Se você passou pela Bienal, no Riocentro, na Barra, esta semana, e viu um monte de adolescentes aglomerados, com certeza, Thalita Rebouças estava no centro da roda, com muitos olhares curiosos em sua direção. No entanto, nem sempre foi assim: “A primeira vez na Bienal, eu era invisível, mas dei meu jeito, subi nas cadeiras para atrair leitores”. O curso da vida foi mudando e agora, aos 19 anos de carreira, são mais de 2,3 milhões de títulos vendidos, com tradução para 20 países.

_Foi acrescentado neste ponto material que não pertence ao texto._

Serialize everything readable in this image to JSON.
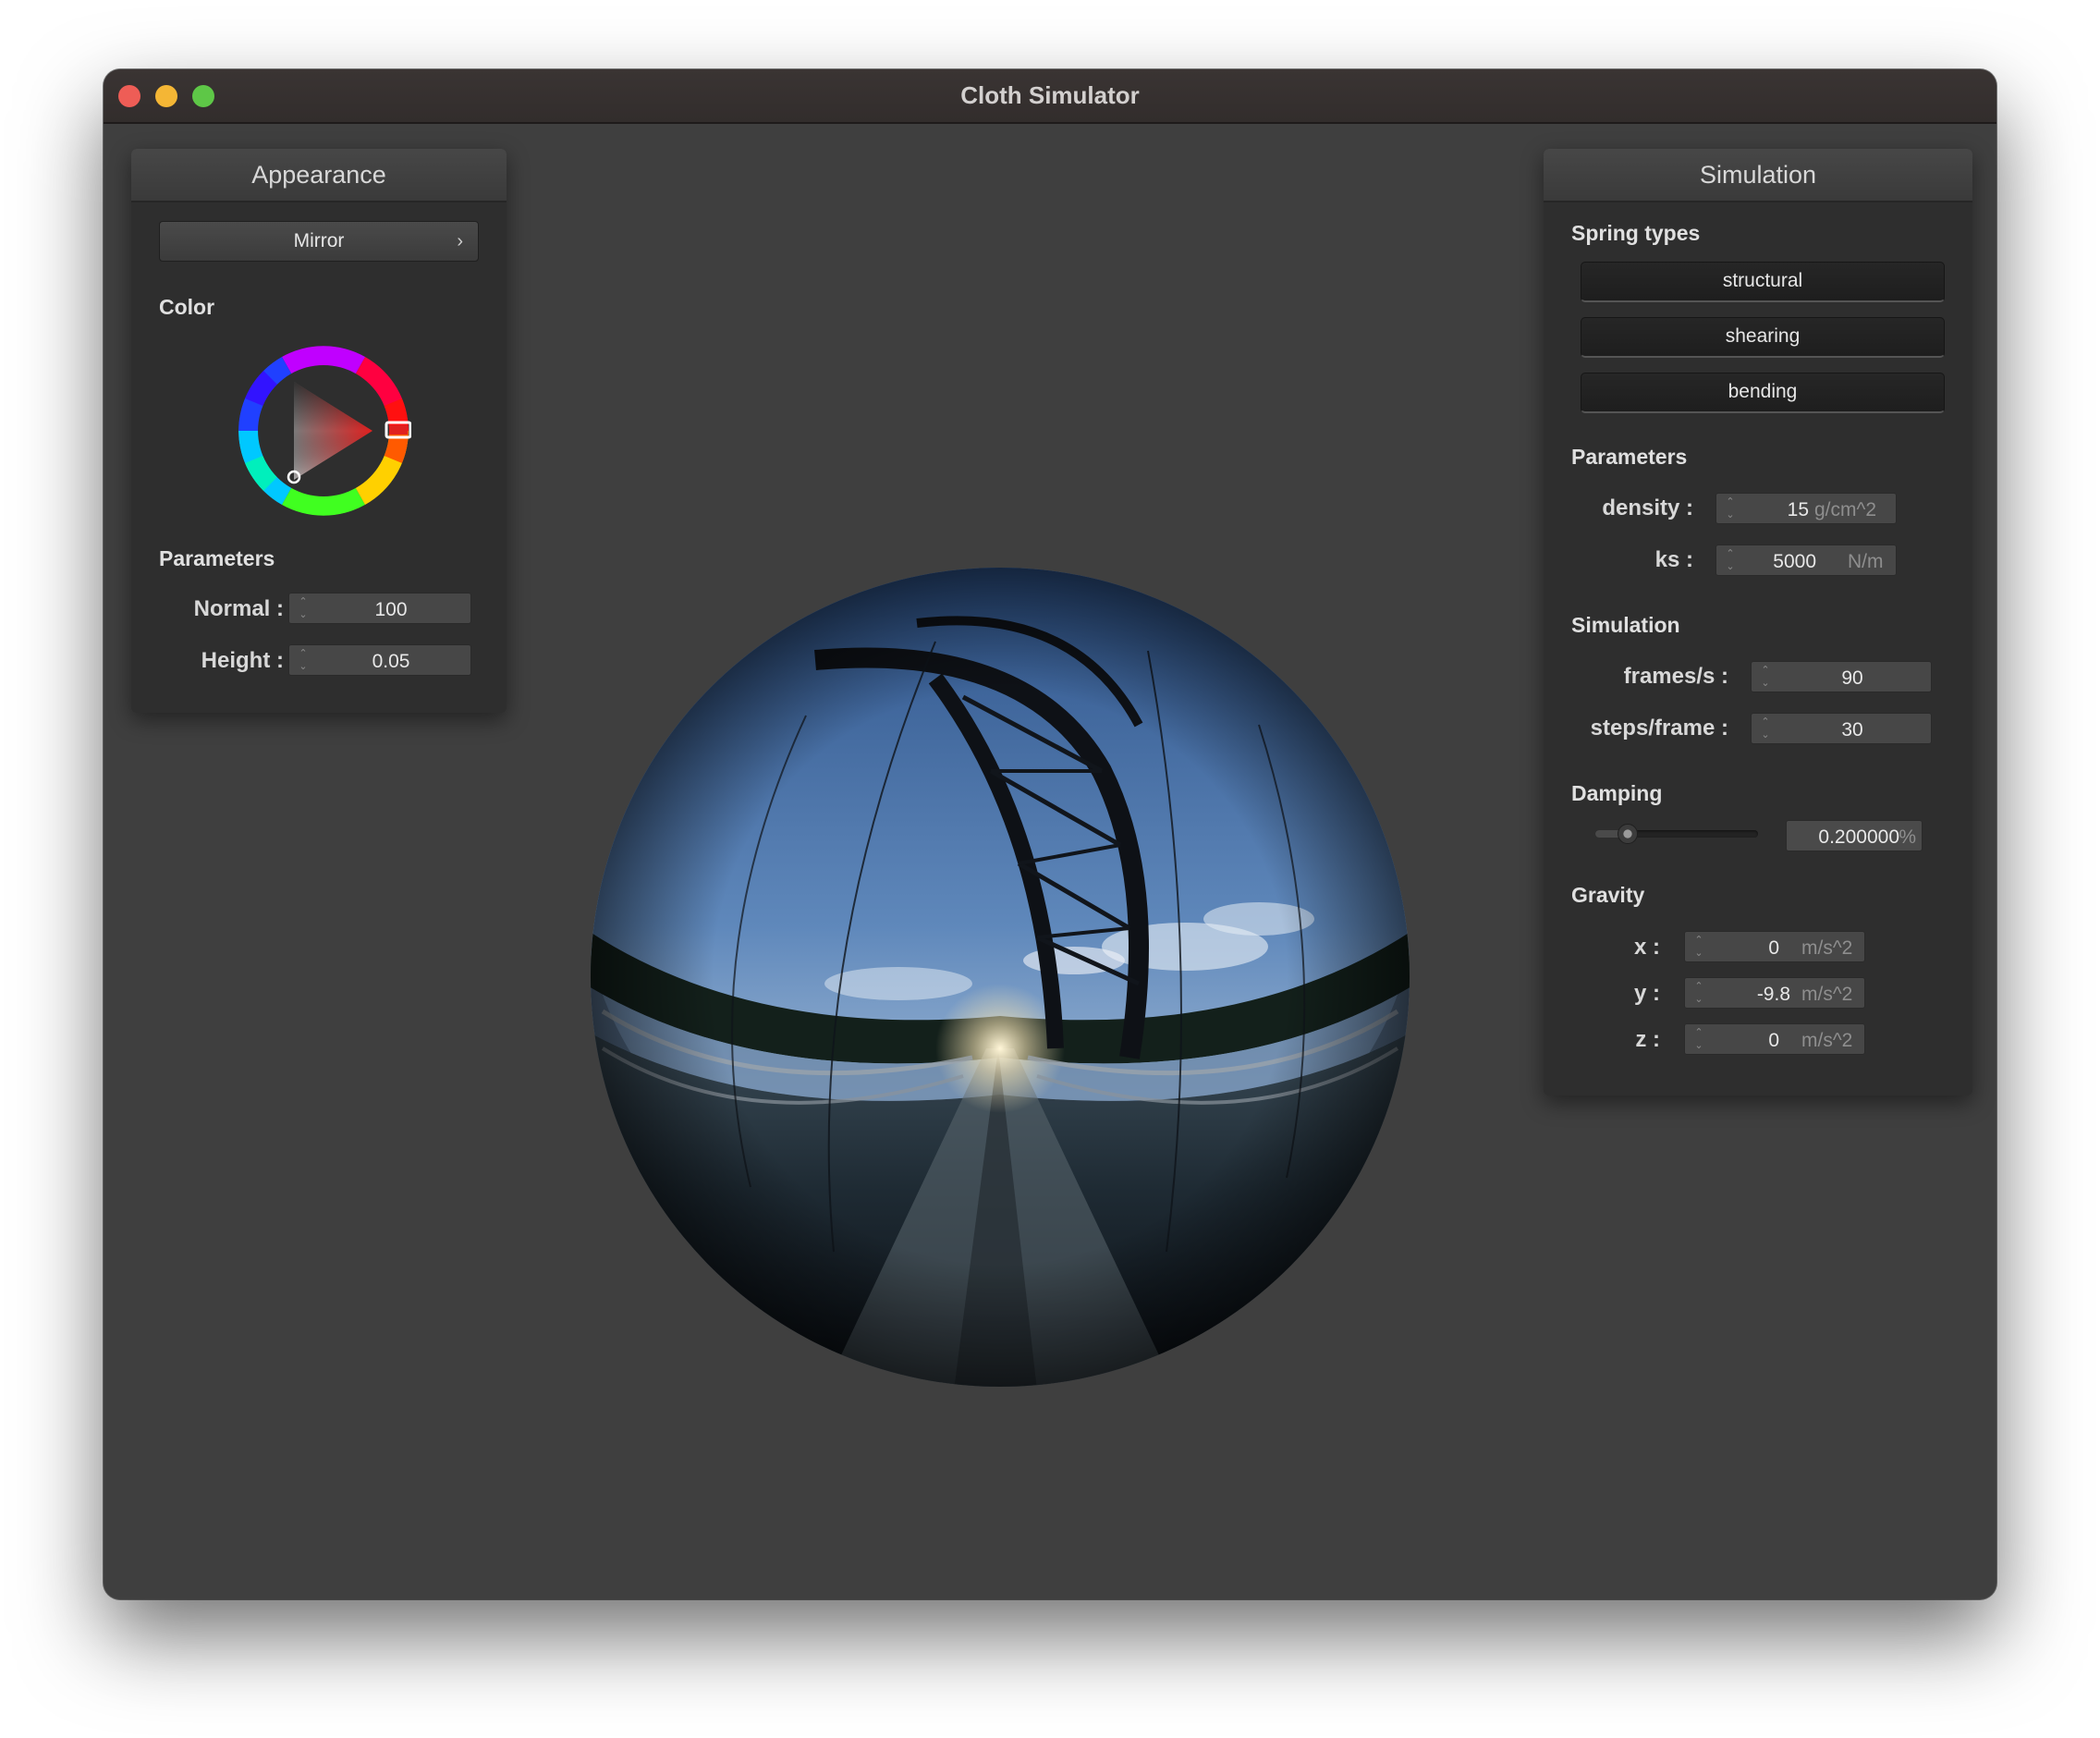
{
  "window": {
    "title": "Cloth Simulator"
  },
  "appearance": {
    "title": "Appearance",
    "shader_select": "Mirror",
    "color_label": "Color",
    "parameters_label": "Parameters",
    "normal_label": "Normal :",
    "normal_value": "100",
    "height_label": "Height :",
    "height_value": "0.05"
  },
  "simulation": {
    "title": "Simulation",
    "spring_types_label": "Spring types",
    "springs": [
      "structural",
      "shearing",
      "bending"
    ],
    "parameters_label": "Parameters",
    "density_label": "density :",
    "density_value": "15",
    "density_unit": "g/cm^2",
    "ks_label": "ks :",
    "ks_value": "5000",
    "ks_unit": "N/m",
    "simulation_label": "Simulation",
    "fps_label": "frames/s :",
    "fps_value": "90",
    "steps_label": "steps/frame :",
    "steps_value": "30",
    "damping_label": "Damping",
    "damping_value": "0.200000",
    "damping_unit": "%",
    "damping_level": 0.2,
    "gravity_label": "Gravity",
    "gx_label": "x :",
    "gx_value": "0",
    "gy_label": "y :",
    "gy_value": "-9.8",
    "gz_label": "z :",
    "gz_value": "0",
    "gravity_unit": "m/s^2"
  },
  "colors": {
    "selected_color": "#e0201f",
    "window_bg": "#3f3f3f"
  }
}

Ao vê-la partir, uma garotinha quis saber: “Quando eu posso me encontrar com ela de novo?” Foi na Bienal também que Thalita anunciou, oficialmente, o lançamento de “Ela disse, ele disse”, adaptação cinematográfica de seu livro homônimo, o que não é novidade: seus trabalhos foram adaptados para o teatro, e os direitos de vários foram vendidos para o cinema. Fato é que onde tem muita gente entre 12 e 20 (principalmente), Thalita chega bem. E outra: entrou em cena pra ficar até quando quiser! Nesta edição, a Bienal recebeu 600 mil visitantes, que compraram 4 milhões de livros.

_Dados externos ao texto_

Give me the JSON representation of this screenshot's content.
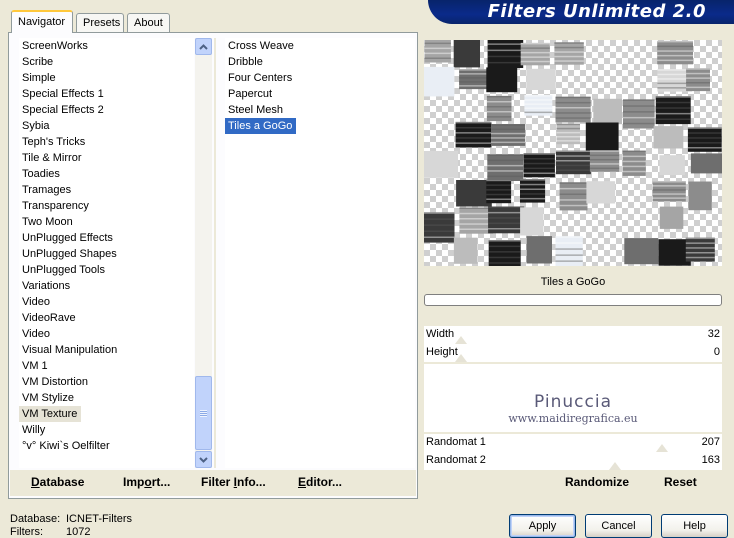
{
  "tabs": [
    "Navigator",
    "Presets",
    "About"
  ],
  "header_title": "Filters Unlimited 2.0",
  "categories": [
    "ScreenWorks",
    "Scribe",
    "Simple",
    "Special Effects 1",
    "Special Effects 2",
    "Sybia",
    "Teph's Tricks",
    "Tile & Mirror",
    "Toadies",
    "Tramages",
    "Transparency",
    "Two Moon",
    "UnPlugged Effects",
    "UnPlugged Shapes",
    "UnPlugged Tools",
    "Variations",
    "Video",
    "VideoRave",
    "Video",
    "Visual Manipulation",
    "VM 1",
    "VM Distortion",
    "VM Stylize",
    "VM Texture",
    "Willy",
    "°v° Kiwi`s Oelfilter"
  ],
  "selected_category": "VM Texture",
  "filters": [
    "Cross Weave",
    "Dribble",
    "Four Centers",
    "Papercut",
    "Steel Mesh",
    "Tiles a GoGo"
  ],
  "selected_filter": "Tiles a GoGo",
  "left_toolbar": {
    "database": "Database",
    "import": "Import...",
    "filter_info": "Filter Info...",
    "editor": "Editor..."
  },
  "filter_name": "Tiles a GoGo",
  "sliders": [
    {
      "label": "Width",
      "value": "32"
    },
    {
      "label": "Height",
      "value": "0"
    },
    {
      "label": "Randomat 1",
      "value": "207"
    },
    {
      "label": "Randomat 2",
      "value": "163"
    }
  ],
  "watermark": {
    "name": "Pinuccia",
    "url": "www.maidiregrafica.eu"
  },
  "right_toolbar": {
    "randomize": "Randomize",
    "reset": "Reset"
  },
  "status": {
    "database_label": "Database:",
    "database_value": "ICNET-Filters",
    "filters_label": "Filters:",
    "filters_value": "1072"
  },
  "buttons": {
    "apply": "Apply",
    "cancel": "Cancel",
    "help": "Help"
  }
}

Como você recebeu a notícia do recolhimento de livros com tema LGBTQ+ na Bienal?
Estou chocada, triste, no chão. Estou há 20 anos escrevendo e não vi nada parecido com isso na Bienal. Estou com vontade de chorar. Meu penúltimo livro é o “Confissões de um garoto tímido, nerd e (ligeiramente) apaixonado”, um menino que se descobre gay, sensível, um livro que ajuda muita gente. Estou extremamente chocada com o retrocesso que a gente está vivendo — são tempos sombrios.
O que a Bienal significa pra você, se analisar por essa ligação quase familiar?

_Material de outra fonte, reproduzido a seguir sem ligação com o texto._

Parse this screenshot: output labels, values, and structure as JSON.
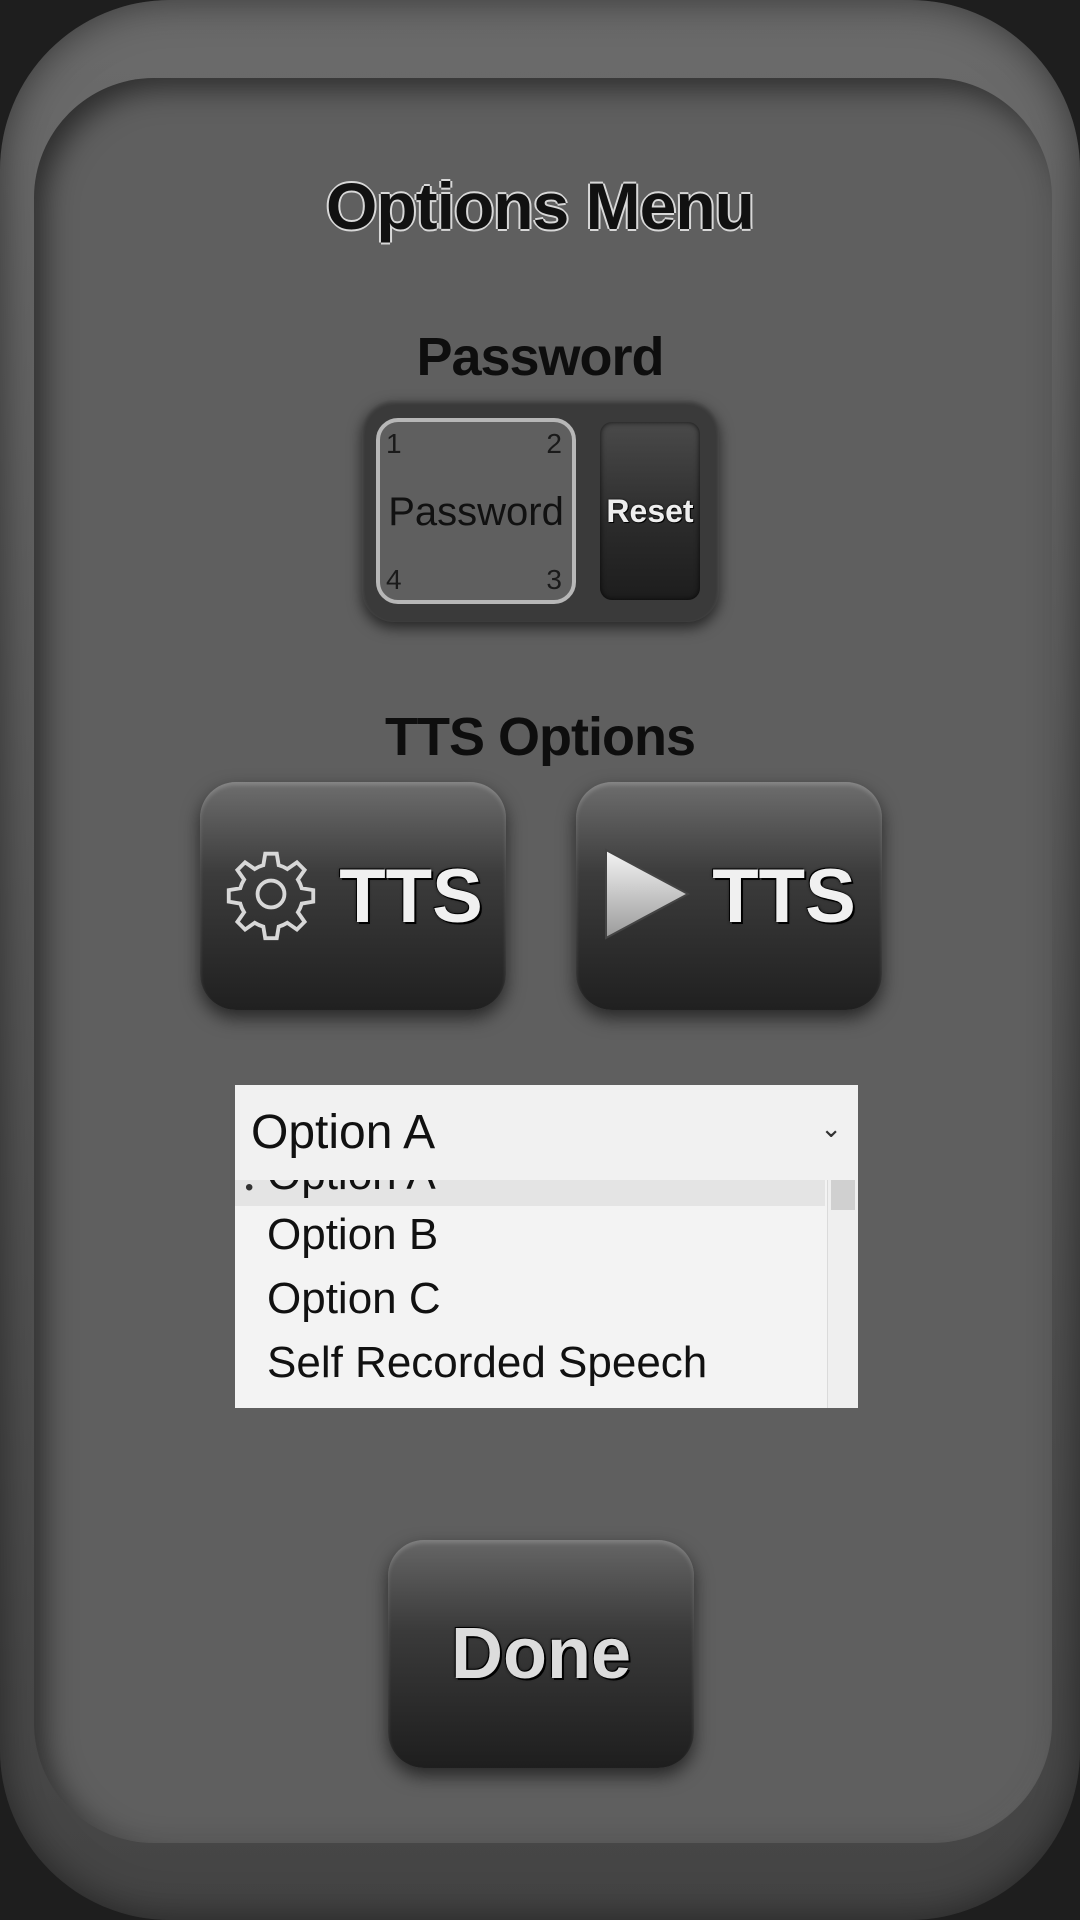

É uma relação muito bacana porque eu nasci mesmo aí. Eu vi minha carreira acontecer – da época em que eu tinha que subir na cadeira para chamar a atenção das pessoas, dizendo que eu não estava lá para dar informação de onde ficava o banheiro, até o dia em que eu tive uma fila de autógrafos e até seguranças me acompanhando. Ainda hoje, não acredito que tanta gente sai de casa pra me ver! No fim de semana, vi gente de todo lugar do mundo. Minha relação é de muito amor e muita gratidão. Eu vejo tantos autores novos começando e me levando livros, e falando que se inspiram na minha história, que começou quase 20 anos atrás. A Bienal é um espaço muito democrático para jovens autores. Eu fico sempre muito emocionada.
Conte alguma situação que passou numa Bienal no Rio.
São tantas, mas eu morro de rir com as mães, que ficam horas na fila esperando o autógrafo e, quando chega a hora da filha, elas me fazem rir porque ficam muito empolgadas — matam as filhas de vergonha. Eu vejo “Fala sério, mãe” em toda Bienal, personificadas na minha frente. Às vezes, fica a família inteira a postos; daí eu brinco que eles levaram os paparazzi.
Nessa edição, você lançou “Confissões de uma garota linda, popular e (secretamente) infeliz”. Como chegou até o tema? Acredita que a infelicidade é um mal da modernidade?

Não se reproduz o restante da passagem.